Sunday, October 21, 2018

"Nice, decent folks"



"The first time I noticed an ethnographer’s shock and confusion over nice white supremacists, I thought it was a fluke. But after I read the performed shock and confusion again and again, I began to wonder what the hell was going on. The juxtaposition between decency and white supremacy was frankly bizarre. It was almost as if these ethnographers imagined that white supremacists would be just like their pop culture counterparts: ignorant, aggressive, mean, and oh-so-easily-identifiable with swastika tattoos and Klan robes peaking out of their closets. Pop culture obscures the heartbreaking ordinariness of member of white supremacist organizations. They look like other white people. They speak like other white people. They act like other white people... 

What I realized was how tired I am of hearing how “nice” and “decent” the people are who voted for Trump. I’m so damn tired of this particular excuse because so-called nice and decent white voters put bigotry in office. “Nice” and “decent” don’t necessarily negate racism. Klan members can seem nice and still be racist. And “nice” and “decent” is often only extended by white people to other white people. This is pretty much only a shock to white people."

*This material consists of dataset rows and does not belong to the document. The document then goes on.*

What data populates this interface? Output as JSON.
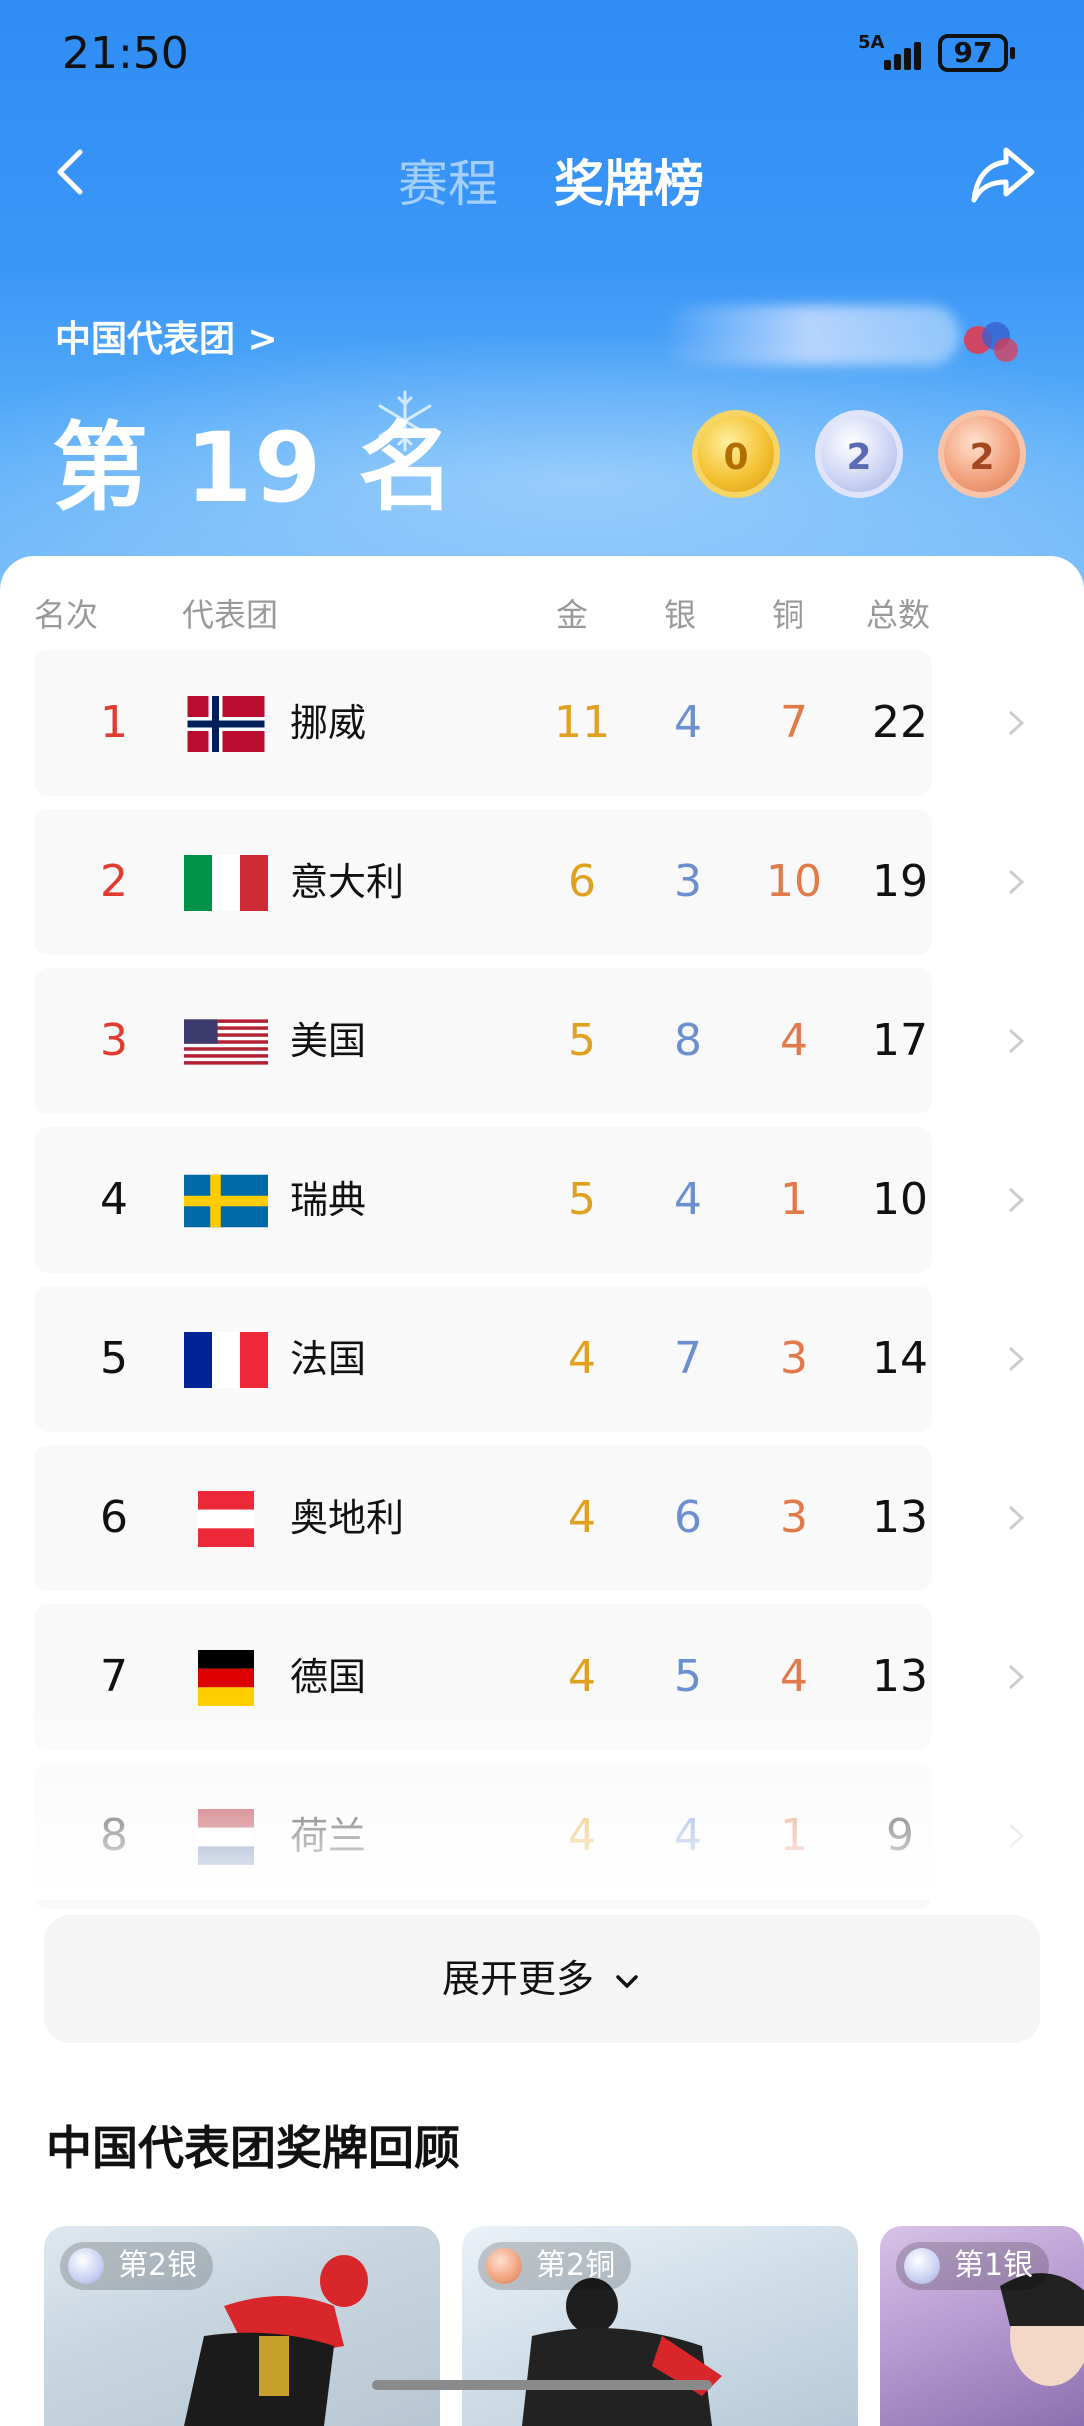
{
  "status_bar": {
    "time": "21:50",
    "signal_label": "5A",
    "battery": "97"
  },
  "nav": {
    "tab_schedule": "赛程",
    "tab_medals": "奖牌榜"
  },
  "summary": {
    "team_link": "中国代表团 >",
    "rank_text": "第 19 名",
    "gold": "0",
    "silver": "2",
    "bronze": "2"
  },
  "table": {
    "headers": {
      "rank": "名次",
      "team": "代表团",
      "gold": "金",
      "silver": "银",
      "bronze": "铜",
      "total": "总数"
    },
    "rows": [
      {
        "rank": "1",
        "name": "挪威",
        "gold": "11",
        "silver": "4",
        "bronze": "7",
        "total": "22",
        "rank_color": "#e03c31"
      },
      {
        "rank": "2",
        "name": "意大利",
        "gold": "6",
        "silver": "3",
        "bronze": "10",
        "total": "19",
        "rank_color": "#e03c31"
      },
      {
        "rank": "3",
        "name": "美国",
        "gold": "5",
        "silver": "8",
        "bronze": "4",
        "total": "17",
        "rank_color": "#e03c31"
      },
      {
        "rank": "4",
        "name": "瑞典",
        "gold": "5",
        "silver": "4",
        "bronze": "1",
        "total": "10",
        "rank_color": "#111111"
      },
      {
        "rank": "5",
        "name": "法国",
        "gold": "4",
        "silver": "7",
        "bronze": "3",
        "total": "14",
        "rank_color": "#111111"
      },
      {
        "rank": "6",
        "name": "奥地利",
        "gold": "4",
        "silver": "6",
        "bronze": "3",
        "total": "13",
        "rank_color": "#111111"
      },
      {
        "rank": "7",
        "name": "德国",
        "gold": "4",
        "silver": "5",
        "bronze": "4",
        "total": "13",
        "rank_color": "#111111"
      },
      {
        "rank": "8",
        "name": "荷兰",
        "gold": "4",
        "silver": "4",
        "bronze": "1",
        "total": "9",
        "rank_color": "#111111"
      }
    ]
  },
  "expand_label": "展开更多",
  "review": {
    "title": "中国代表团奖牌回顾",
    "cards": [
      {
        "badge": "第2银"
      },
      {
        "badge": "第2铜"
      },
      {
        "badge": "第1银"
      }
    ]
  },
  "colors": {
    "accent_blue": "#3b97f7",
    "gold": "#e0a020",
    "silver": "#6b8fcf",
    "bronze": "#e07a4a"
  }
}
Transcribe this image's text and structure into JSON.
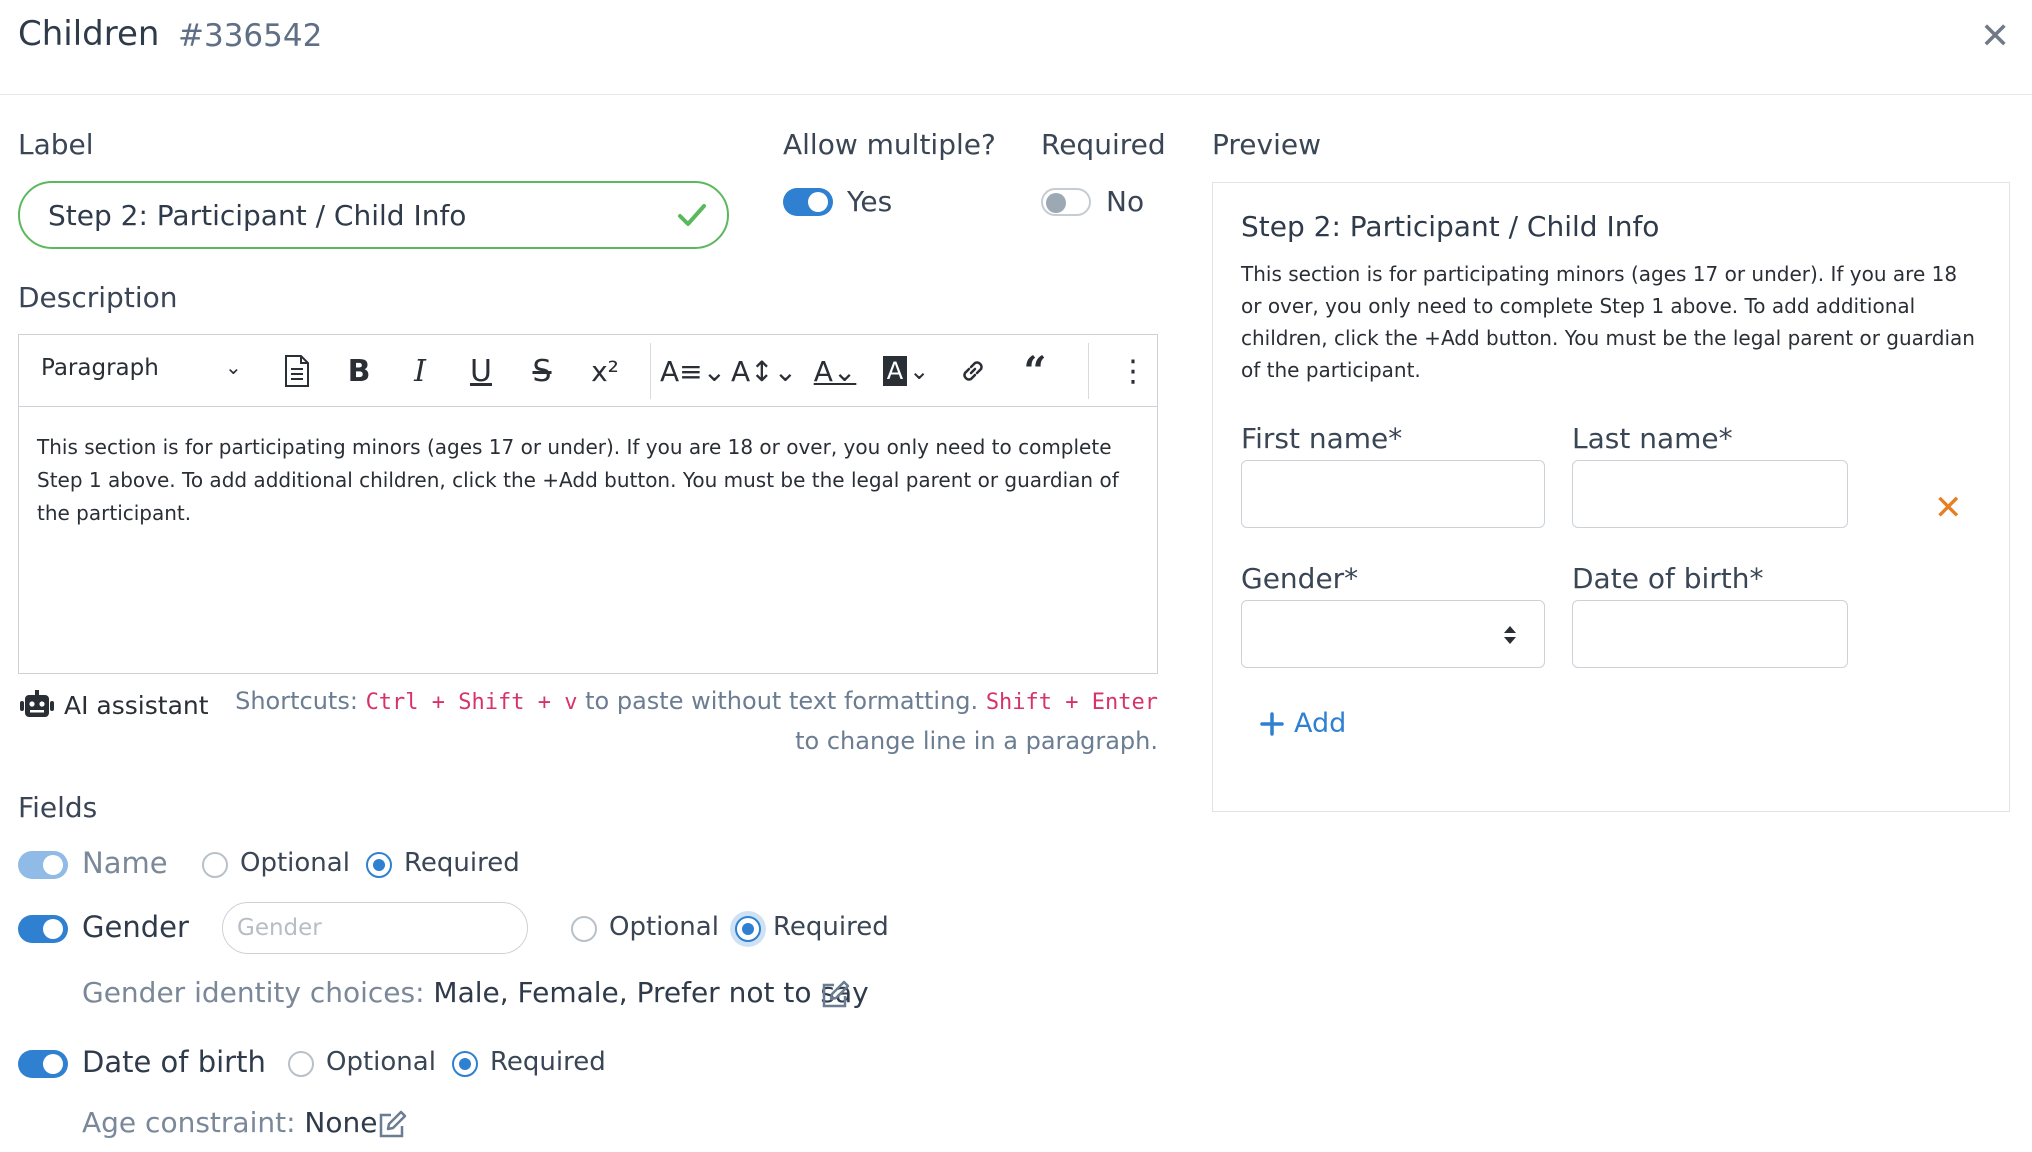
{
  "header": {
    "title": "Children",
    "id": "#336542",
    "close": "✕"
  },
  "label": {
    "title": "Label",
    "value": "Step 2: Participant / Child Info"
  },
  "allow_multiple": {
    "title": "Allow multiple?",
    "value": "Yes",
    "on": true
  },
  "required": {
    "title": "Required",
    "value": "No",
    "on": false
  },
  "description": {
    "title": "Description",
    "block_style": "Paragraph",
    "text": "This section is for participating minors (ages 17 or under). If you are 18 or over, you only need to complete Step 1 above. To add additional children, click the +Add button. You must be the legal parent or guardian of the participant."
  },
  "toolbar_icons": [
    "document-icon",
    "bold-icon",
    "italic-icon",
    "underline-icon",
    "strikethrough-icon",
    "superscript-icon",
    "font-size-icon",
    "line-height-icon",
    "font-color-icon",
    "highlight-color-icon",
    "link-icon",
    "quote-icon",
    "more-icon"
  ],
  "ai_assistant": "AI assistant",
  "shortcuts": {
    "prefix": "Shortcuts:",
    "key1": "Ctrl + Shift + v",
    "mid": "to paste without text formatting.",
    "key2": "Shift + Enter",
    "suffix": "to change line in a paragraph."
  },
  "fields": {
    "title": "Fields",
    "optional_label": "Optional",
    "required_label": "Required",
    "name": {
      "label": "Name",
      "enabled": true,
      "mode": "Required"
    },
    "gender": {
      "label": "Gender",
      "enabled": true,
      "placeholder": "Gender",
      "mode": "Required",
      "choices_label": "Gender identity choices:",
      "choices_value": "Male, Female, Prefer not to say"
    },
    "dob": {
      "label": "Date of birth",
      "enabled": true,
      "mode": "Required",
      "constraint_label": "Age constraint:",
      "constraint_value": "None"
    }
  },
  "preview": {
    "title": "Preview",
    "form_title": "Step 2: Participant / Child Info",
    "form_desc": "This section is for participating minors (ages 17 or under). If you are 18 or over, you only need to complete Step 1 above. To add additional children, click the +Add button. You must be the legal parent or guardian of the participant.",
    "first_name": "First name*",
    "last_name": "Last name*",
    "gender": "Gender*",
    "dob": "Date of birth*",
    "remove": "✕",
    "add": "Add"
  },
  "colors": {
    "accent": "#2f80d1",
    "success": "#5cb85c",
    "danger": "#e67e22",
    "code": "#d6336c"
  }
}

FB: "More distressingly, I couldn’t understand how these scholars didn’t realize that Klan members were nice and decent to them because they were also white. Shared whiteness allowed for a certain kind of interpersonal treatment that wasn’t necessarily extended to people who weren’t white. I couldn’t get over how flabbergasted these scholars were by the disconnect between outward action and hateful ideologies. I couldn’t get over how white liberal scholars (yet again) managed deftly to avoid their own white supremacy."